I have to admit that in the last years I lost some interest in developing code. It’s not that there are no cool challenges or excellent new platform features. It is the way we approach development these days that bored me. We don’t solve problems, we don’t look for native solutions. Instead we include packages and components we don’t even know how they work or what they do. We build products from building blocks that other people wrote. It’s not a “let’s start a project by looking at the problem to solve”. It is “run this install to get the boilerplate code you might need”. When we release these products we find out they don’t perform. So we hire a performance expert to analyse our products and they find unused code and cruft. We then write more code to remove this unused code and create optimised code bundles for different use cases.

AI content generation feels the same. We generate a ton of content that isn’t ours and may be bad quality or a terrible idea and throw it out there. And then we use AI to cut it down to something that is understandable again. Seems wasteful, doesn’t it?

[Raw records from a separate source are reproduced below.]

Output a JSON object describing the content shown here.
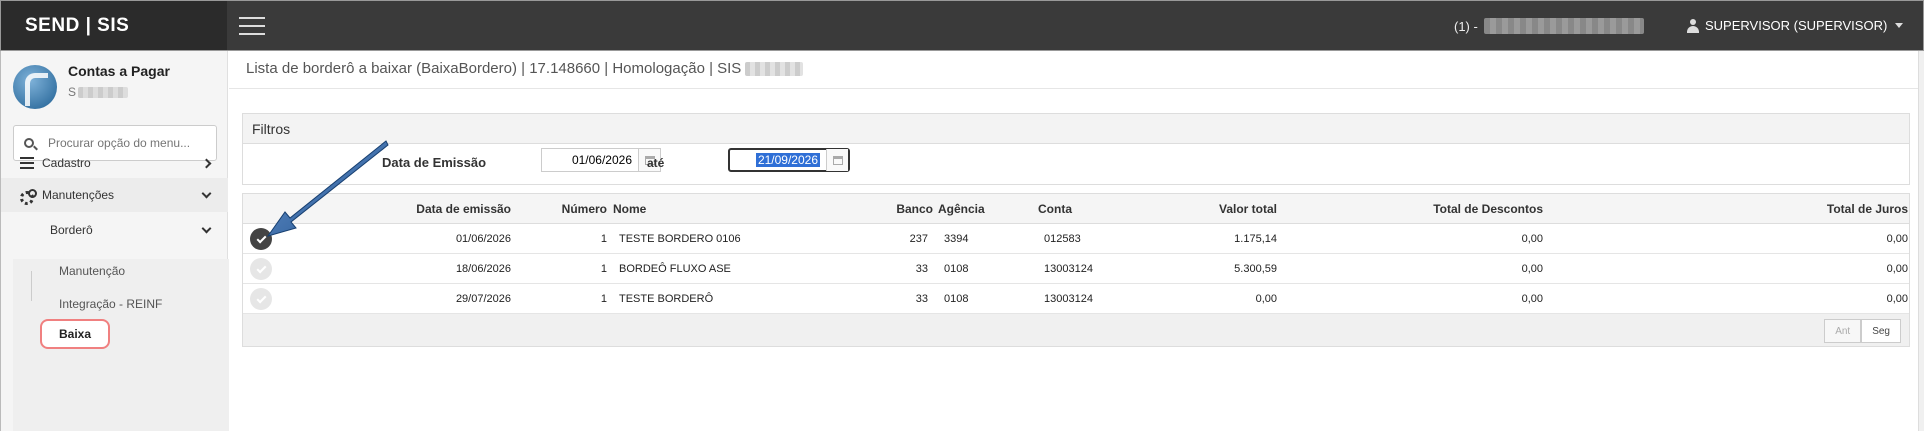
{
  "header": {
    "brand": "SEND | SIS",
    "env_prefix": "(1) -",
    "user": "SUPERVISOR (SUPERVISOR)"
  },
  "sidebar": {
    "module_title": "Contas a Pagar",
    "module_sub": "S",
    "search_placeholder": "Procurar opção do menu...",
    "items": [
      {
        "label": "Cadastro"
      },
      {
        "label": "Manutenções"
      },
      {
        "label": "Borderô"
      },
      {
        "label": "Manutenção"
      },
      {
        "label": "Integração - REINF"
      },
      {
        "label": "Baixa"
      }
    ]
  },
  "main": {
    "title": "Lista de borderô a baixar (BaixaBordero) | 17.148660 | Homologação | SIS",
    "filters": {
      "title": "Filtros",
      "date_label": "Data de Emissão",
      "date_from": "01/06/2026",
      "date_sep": "até",
      "date_to": "21/09/2026"
    },
    "table": {
      "columns": [
        "Data de emissão",
        "Número",
        "Nome",
        "Banco",
        "Agência",
        "Conta",
        "Valor total",
        "Total de Descontos",
        "Total de Juros"
      ],
      "rows": [
        {
          "selected": true,
          "data": "01/06/2026",
          "numero": "1",
          "nome": "TESTE BORDERO 0106",
          "banco": "237",
          "agencia": "3394",
          "conta": "012583",
          "valor": "1.175,14",
          "descontos": "0,00",
          "juros": "0,00"
        },
        {
          "selected": false,
          "data": "18/06/2026",
          "numero": "1",
          "nome": "BORDEÔ FLUXO ASE",
          "banco": "33",
          "agencia": "0108",
          "conta": "13003124",
          "valor": "5.300,59",
          "descontos": "0,00",
          "juros": "0,00"
        },
        {
          "selected": false,
          "data": "29/07/2026",
          "numero": "1",
          "nome": "TESTE BORDERÔ",
          "banco": "33",
          "agencia": "0108",
          "conta": "13003124",
          "valor": "0,00",
          "descontos": "0,00",
          "juros": "0,00"
        }
      ]
    },
    "pagination": {
      "prev": "Ant",
      "next": "Seg"
    }
  },
  "colors": {
    "topbar": "#3a3a3a",
    "brand_bg": "#2b2b2b",
    "annotation_arrow": "#1e4f8c",
    "highlight_ring": "#f08080",
    "selection": "#2f6fd6"
  }
}
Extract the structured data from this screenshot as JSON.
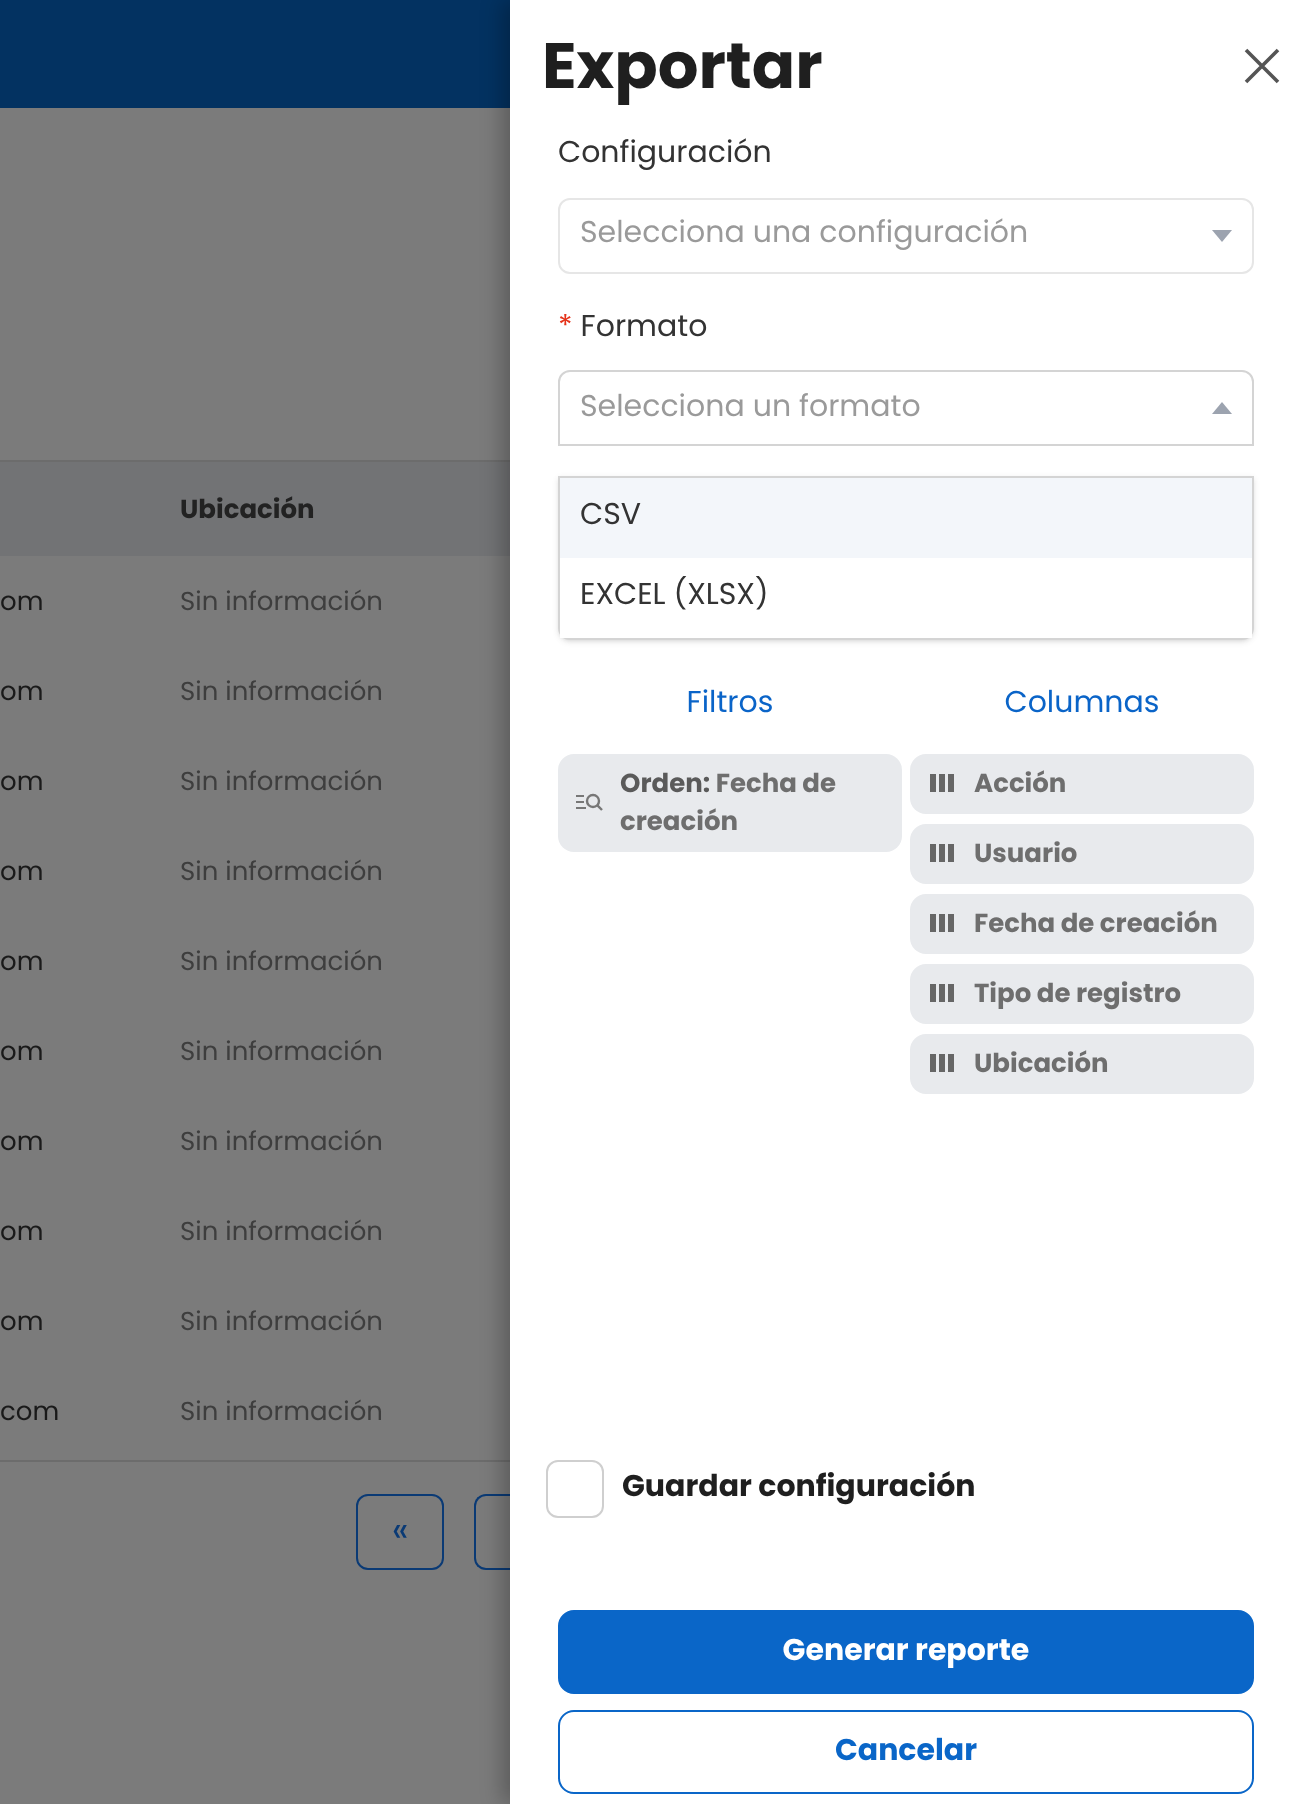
{
  "background_table": {
    "columns": [
      null,
      {
        "label": "Ubicación"
      }
    ],
    "rows": [
      [
        "om",
        "Sin información"
      ],
      [
        "om",
        "Sin información"
      ],
      [
        "om",
        "Sin información"
      ],
      [
        "om",
        "Sin información"
      ],
      [
        "om",
        "Sin información"
      ],
      [
        "om",
        "Sin información"
      ],
      [
        "om",
        "Sin información"
      ],
      [
        "om",
        "Sin información"
      ],
      [
        "om",
        "Sin información"
      ],
      [
        "com",
        "Sin información"
      ]
    ],
    "pagination": [
      "«"
    ]
  },
  "drawer": {
    "title": "Exportar",
    "fields": [
      {
        "label": "Configuración",
        "placeholder": "Selecciona una configuración",
        "expanded": false
      },
      {
        "label": "Formato",
        "required_mark": "*",
        "placeholder": "Selecciona un formato",
        "expanded": true,
        "options": [
          {
            "label": "CSV",
            "selected": true
          },
          {
            "label": "EXCEL (XLSX)",
            "selected": false
          }
        ]
      }
    ],
    "filters": {
      "title": "Filtros",
      "items": [
        {
          "key": "Orden:",
          "value": "Fecha de creación"
        }
      ]
    },
    "columns": {
      "title": "Columnas",
      "items": [
        "Acción",
        "Usuario",
        "Fecha de creación",
        "Tipo de registro",
        "Ubicación"
      ]
    },
    "save_config": {
      "label": "Guardar configuración",
      "checked": false
    },
    "buttons": [
      {
        "label": "Generar reporte",
        "kind": "primary"
      },
      {
        "label": "Cancelar",
        "kind": "secondary"
      }
    ]
  }
}
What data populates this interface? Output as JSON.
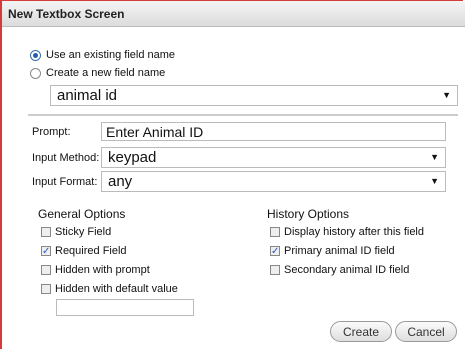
{
  "title": "New Textbox Screen",
  "field_choice": {
    "use_existing": {
      "label": "Use an existing field name",
      "selected": true
    },
    "create_new": {
      "label": "Create a new field name",
      "selected": false
    },
    "field_select": {
      "value": "animal id"
    }
  },
  "prompt": {
    "label": "Prompt:",
    "value": "Enter Animal ID"
  },
  "input_method": {
    "label": "Input Method:",
    "value": "keypad"
  },
  "input_format": {
    "label": "Input Format:",
    "value": "any"
  },
  "general_options": {
    "title": "General Options",
    "items": [
      {
        "label": "Sticky Field",
        "checked": false
      },
      {
        "label": "Required Field",
        "checked": true
      },
      {
        "label": "Hidden with prompt",
        "checked": false
      },
      {
        "label": "Hidden with default value",
        "checked": false
      }
    ],
    "default_value": ""
  },
  "history_options": {
    "title": "History Options",
    "items": [
      {
        "label": "Display history after this field",
        "checked": false
      },
      {
        "label": "Primary animal ID field",
        "checked": true
      },
      {
        "label": "Secondary animal ID field",
        "checked": false
      }
    ]
  },
  "buttons": {
    "create": "Create",
    "cancel": "Cancel"
  },
  "icons": {
    "dropdown": "chevron-down-icon",
    "check": "checkmark-icon"
  },
  "colors": {
    "border_accent": "#d43c3c",
    "radio_selected": "#1f5fb0",
    "check": "#2b56c2"
  }
}
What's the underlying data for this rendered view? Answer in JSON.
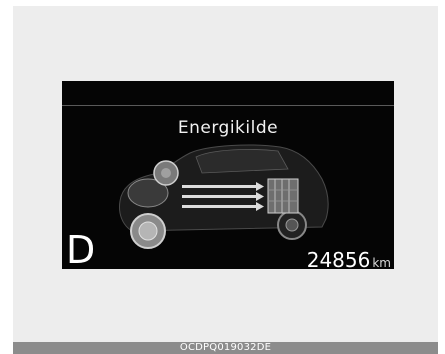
{
  "display": {
    "title": "Energikilde",
    "gear": "D",
    "odometer_value": "24856",
    "odometer_unit": "km"
  },
  "caption": {
    "code": "OCDPQ019032DE"
  },
  "illustration": {
    "car_icon": "car-energy-flow-icon",
    "battery_icon": "battery-icon",
    "arrow_icon": "arrow-right-icon"
  }
}
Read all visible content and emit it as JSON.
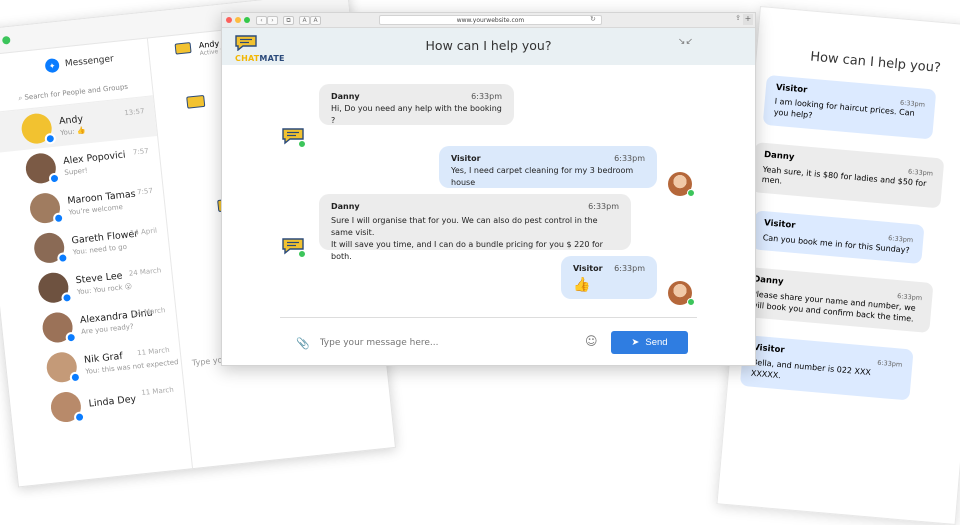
{
  "browser": {
    "url": "www.yourwebsite.com",
    "nav_back": "‹",
    "nav_fwd": "›",
    "tab_icon": "⧉",
    "font_small": "A",
    "font_large": "A"
  },
  "widget": {
    "logo_text_1": "CHAT",
    "logo_text_2": "MATE",
    "title": "How can I help you?",
    "minimize_icon": "↘↙"
  },
  "messages": [
    {
      "sender": "Danny",
      "time": "6:33pm",
      "text": "Hi, Do you need any help with the booking ?"
    },
    {
      "sender": "Visitor",
      "time": "6:33pm",
      "text": "Yes, I need carpet cleaning for my 3 bedroom house"
    },
    {
      "sender": "Danny",
      "time": "6:33pm",
      "line1": "Sure I will organise that for you. We can also do pest control in the same visit.",
      "line2": "It will save you time, and I can do a bundle pricing for you $ 220 for both."
    },
    {
      "sender": "Visitor",
      "time": "6:33pm"
    }
  ],
  "composer": {
    "placeholder": "Type your message here...",
    "send_label": "Send"
  },
  "messenger": {
    "app_name": "Messenger",
    "search_placeholder": "Search for People and Groups",
    "active_chat": {
      "name": "Andy",
      "status": "Active 1h ago"
    },
    "type_placeholder": "Type your message here...",
    "contacts": [
      {
        "name": "Andy",
        "preview": "You:",
        "time": "13:57"
      },
      {
        "name": "Alex Popovici",
        "preview": "Super!",
        "time": "7:57"
      },
      {
        "name": "Maroon Tamas",
        "preview": "You're welcome",
        "time": "7:57"
      },
      {
        "name": "Gareth Flower",
        "preview": "You: need to go",
        "time": "14 April"
      },
      {
        "name": "Steve Lee",
        "preview": "You: You rock",
        "time": "24 March"
      },
      {
        "name": "Alexandra Dinu",
        "preview": "Are you ready?",
        "time": "11 March"
      },
      {
        "name": "Nik Graf",
        "preview": "You: this was not expected",
        "time": "11 March"
      },
      {
        "name": "Linda Dey",
        "preview": "",
        "time": "11 March"
      }
    ]
  },
  "right_panel": {
    "title": "How can I help you?",
    "messages": [
      {
        "sender": "Visitor",
        "time": "6:33pm",
        "text": "I am looking for haircut prices. Can you help?"
      },
      {
        "sender": "Danny",
        "time": "6:33pm",
        "text": "Yeah sure, it is $80 for ladies and $50 for men."
      },
      {
        "sender": "Visitor",
        "time": "6:33pm",
        "text": "Can you book me in for this Sunday?"
      },
      {
        "sender": "Danny",
        "time": "6:33pm",
        "text": "Please share your name and number, we will book you and confirm back the time."
      },
      {
        "sender": "Visitor",
        "time": "6:33pm",
        "text": "Bella, and number is 022 XXX XXXXX."
      }
    ]
  },
  "colors": {
    "accent": "#2f7de1",
    "visitor_bubble": "#dbe9fb",
    "agent_bubble": "#ececec",
    "header_bg": "#e9f0f3",
    "online": "#3cc55b",
    "logo_yellow": "#f2b705",
    "logo_navy": "#2b4a7a",
    "messenger_blue": "#0a7cff"
  }
}
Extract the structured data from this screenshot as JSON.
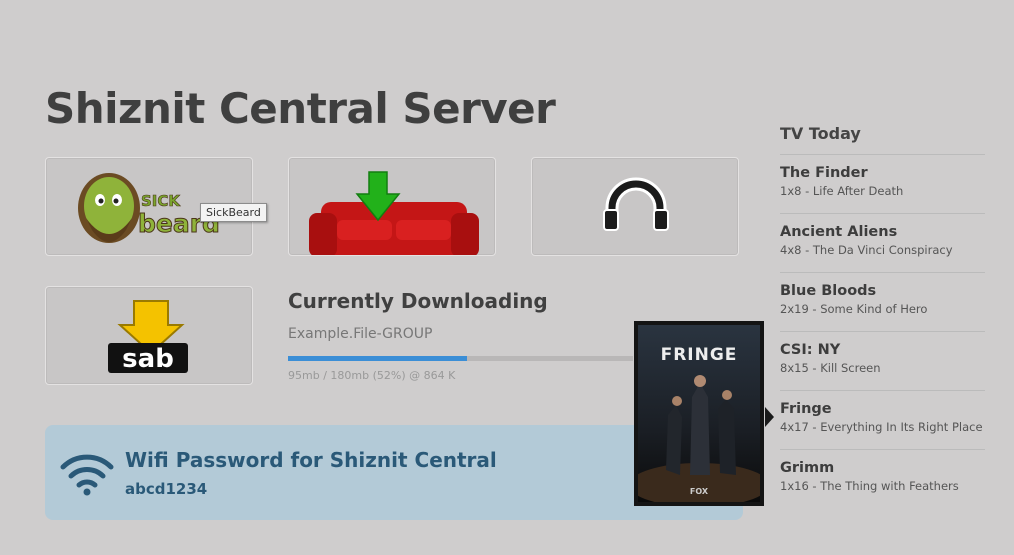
{
  "page": {
    "title": "Shiznit Central Server"
  },
  "apps": [
    {
      "name": "SickBeard",
      "logo_text_top": "SICK",
      "logo_text_bottom": "beard"
    },
    {
      "name": "CouchPotato"
    },
    {
      "name": "Headphones"
    },
    {
      "name": "SABnzbd",
      "logo_text": "sab"
    }
  ],
  "tooltip": {
    "text": "SickBeard"
  },
  "download": {
    "heading": "Currently Downloading",
    "filename": "Example.File-GROUP",
    "progress": 0.52,
    "stats": "95mb / 180mb (52%) @ 864 K"
  },
  "wifi": {
    "title": "Wifi Password for Shiznit Central",
    "password": "abcd1234"
  },
  "poster": {
    "title": "FRINGE",
    "network": "FOX"
  },
  "tv_today": {
    "title": "TV Today",
    "shows": [
      {
        "name": "The Finder",
        "episode": "1x8 - Life After Death"
      },
      {
        "name": "Ancient Aliens",
        "episode": "4x8 - The Da Vinci Conspiracy"
      },
      {
        "name": "Blue Bloods",
        "episode": "2x19 - Some Kind of Hero"
      },
      {
        "name": "CSI: NY",
        "episode": "8x15 - Kill Screen"
      },
      {
        "name": "Fringe",
        "episode": "4x17 - Everything In Its Right Place"
      },
      {
        "name": "Grimm",
        "episode": "1x16 - The Thing with Feathers"
      }
    ]
  },
  "colors": {
    "accent": "#3b8ed6",
    "wifi_text": "#2a5978",
    "wifi_bg": "#b3cad7"
  }
}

If 80% of the code of the future will be generated, this is a great opportunity to optimise that code. We won’t have to argue with engineers who want code to be done in a certain way. We can let machines generate code for machines. And then we have to ask ourselves why this code even exists. AI is great to detect patterns. So if hundreds of developers keep using the same code to solve an issue, couldn’t that code become part of the platform?

Let’s stop littering the web – it’s already full of rubbish

The web is in danger to be flooded with generated content that nobody needs. Our codebases are likely to get bigger because we get offered lots of code by hitting the tab key instead of writing it by hand. This is the time to be aware of this. Sure, convenience is a lovely thing. But we also need to think about the cost of what we create. For the ease of mind of other people, so we don’t overload them with content they will never read. And also what it means to the planet and our electricity consumption. AI is here to stay, and it can be used to optimise our workflows and our software products. But it can also help us to litter the web even more than it is right now.